Pleckstrin homology (PH) domains and phosphoinositides

Abstract

PH (pleckstrin homology) domains represent the 11th most common domain in the human proteome. They are best known for their ability to bind phosphoinositides with high affinity and specificity, although it is now clear that less than 10% of all PH domains share this property. Cases in which PH domains bind specific phosphoinositides with high affinity are restricted to those phosphoinositides that have a pair of adjacent phosphates in their inositol headgroup. Those that do not [PtdIns3P, PtdIns5P and PtdIns(3,5)P2] are instead recognized by distinct classes of domains including FYVE domains, PX (phox homology) domains, PHD (plant homeodomain) fingers and the recently identified PROPPINs (b-propellers that bind polyphosphoinositides). Of the 90% of PH domains that do not bind strongly and specifically to phosphoinositides, few are well understood. One group of PH domains appears to bind both phosphoinositides (with little specificity) and Arf (ADP-ribosylation factor) family small G-proteins, and are targeted to the Golgi apparatus where both phosphoinositides and the relevant Arfs are both present. Here, the PH domains may function as coincidence detectors. A central challenge in understanding the majority of PH domains is to establish whether the very low affinity phosphoinositide binding reported in many cases has any functional relevance. For PH domains from dynamin and from Dbl family proteins, this weak binding does appear to be functionally important, although its precise mechanistic role is unclear. In many other cases, it is quite likely that alternative binding partners are more relevant, and that the observed PH domain homology represents conservation of structural fold rather than function.

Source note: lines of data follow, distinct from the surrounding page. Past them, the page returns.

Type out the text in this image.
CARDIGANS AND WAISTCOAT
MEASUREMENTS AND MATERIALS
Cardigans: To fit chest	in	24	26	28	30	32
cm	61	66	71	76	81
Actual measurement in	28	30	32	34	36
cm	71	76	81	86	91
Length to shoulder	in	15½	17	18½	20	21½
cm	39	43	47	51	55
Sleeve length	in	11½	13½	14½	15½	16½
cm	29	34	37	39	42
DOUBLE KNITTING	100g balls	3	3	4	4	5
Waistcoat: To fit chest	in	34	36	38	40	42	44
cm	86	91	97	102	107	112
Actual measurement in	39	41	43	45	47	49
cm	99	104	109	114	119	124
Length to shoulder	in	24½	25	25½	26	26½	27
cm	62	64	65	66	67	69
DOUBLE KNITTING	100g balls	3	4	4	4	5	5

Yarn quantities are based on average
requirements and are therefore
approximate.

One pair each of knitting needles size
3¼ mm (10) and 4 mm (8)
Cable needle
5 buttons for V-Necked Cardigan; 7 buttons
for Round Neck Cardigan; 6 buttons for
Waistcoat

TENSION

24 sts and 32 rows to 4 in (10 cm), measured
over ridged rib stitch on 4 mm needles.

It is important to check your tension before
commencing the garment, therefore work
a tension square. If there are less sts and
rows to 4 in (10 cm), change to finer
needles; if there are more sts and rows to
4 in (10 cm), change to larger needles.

Figure 1. Location of the binding site for two adjacent phosphate groups in the PLC-d1 and DAPP1 PH domains

Figures were generated using the coordinates of PLCδ-PH bound to Ins(1,4,5)P₃ [9] (left panel) and DAPP1-PH [13] bound to Ins(1,3,4,5)P₄ (middle panel) or with bound phosphates from the crystallization buffer (right panel). Each PH domain is in the same orientation, and the view is centered on the inositol phosphate binding site. Strands β1 and β2 of the PH domain are marked, as are the phosphate groups and the key basic side-chains involved in hydrogen bonding to the phosphates. The two vicinal phosphates that appear to be in a common location in these and all other high-affinity PH domains [34] are marked with asterisks. Note that the orientations of Ins(1,4,5)P₃ in the left panel and Ins(1,3,4,5)P₄ in the middle panel are related by a 180° rotation about an axis close to a line that can be drawn between the 1- and 4-phosphates. K30/R40 in PLCδ-PH and K173/R184 in DAPP1-PH are the key basic residues in the β1/β2 loop motif first identified by Skolnik and colleagues [36].

Figure 2. The disabled-1 (dab1) PTB domain bound simultaneously to PtdIns(4,5)P2 headgroup and an NPXY-containing peptide

Coordinates were from the structure determined by Stolt et al. [75]. This complex represents an example of how proteins and phosphoinositides may cooperate in driving membrane association of a PTB domain, and indeed PH domains such as those from the OSBP family. The gray oval marks the broad area in which phosphoinositides bind to the other PH domains discussed here.